On 24 January 1999, a bus carrying Hungarian teenagers on a skiing holiday went off the road in the mountains near Deutschlandsberg in Styria, Austria. Eighteen people were killed and 32 injured.
The bus was carrying 45 people, primarily teenagers aged between 15 and 18 from two schools in Kőszeg; they were returning to their lodgings at the castle in Limberg at the end of the first day of a weeklong skiing holiday. At about 4:45 p.m., on a steep downward slope, the driver found himself unable to slow the bus. He collided with barriers on the left side of the road, but guided the bus around two curves, overtaking other vehicles; however, on the third curve at a point between Deutschlandsberg and Trahütten, at a speed of about 100kph as recorded on the tachograph, the bus left the road, went through an embankment, and after approximately 15m (49feet) collided with the opposite slope below a farmhouse, overturned once or twice, and came to rest upside down against a tree; its fall was observed by the house's owner through the kitchen window. Eighteen people were killed and 32 injured, 17 seriously.[1] [2] [3] [4] [5] [6] [7]
Emergency services reached the crash site quickly because they had been at a minor collision a short distance away; some parents were also following the bus in a car, including a physician who when she began to render aid, found her own daughter's body.[5] The injured were treated at hospitals in Deutschlandsberg and Graz;[2] the dead were all identified within three days.[5] The crash coincided with a summit meeting of the heads of state of Austria, Hungary and Slovakia; the Hungarian Prime Minister, Viktor Orbán, planned to visit the injured.[5] Hungary declared a national day of mourning on 31 January.[8]
The road at the time was not snowy or icy.[2] Investigation of the crash showed that the Neoplan bus was twenty years old and had a high mileage.
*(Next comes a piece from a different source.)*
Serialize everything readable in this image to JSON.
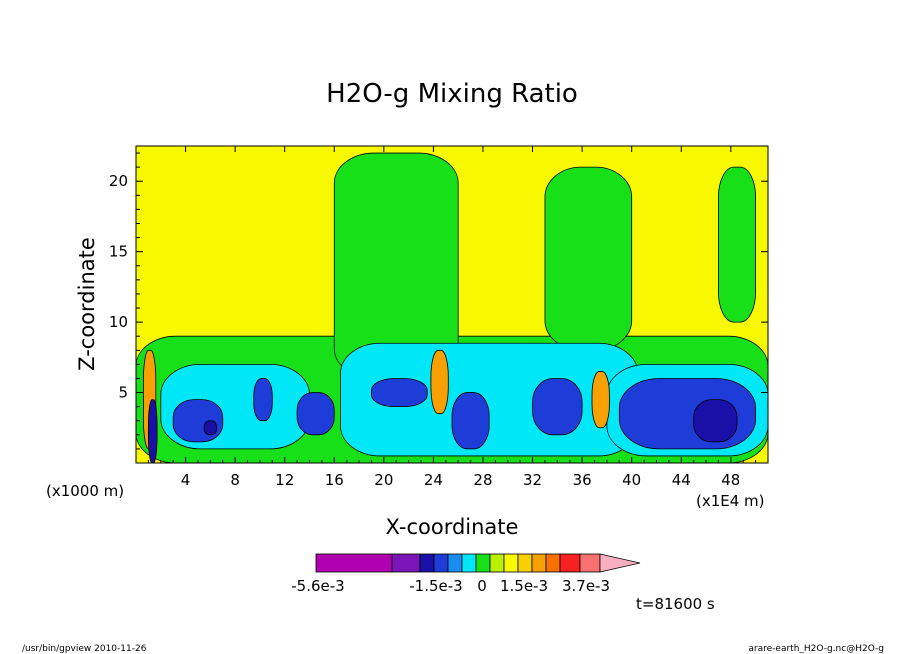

There were no brake marks on the road, and it was concluded that despite having been tested and passed a few months before, the brakes had failed.[1] [9] The driver, who was one of the people seriously injured in the crash, had said he was very tired, having not had enough rest since his previous assignment.[7] He was found responsible for putting the bus into the wrong gear, which made it impossible for him to use the engine to brake, although he was trying with both hands to shift gears. He was sentenced by a court in Graz to three years in prison for reckless endangerment, but released after 15 months, and returned home to Szombathely, where he died in August 2001.[9] [10]
The crash location is marked with a cross. A memorial service was held in Deutschlandsberg to mark the fifteenth anniversary in 2014.[10]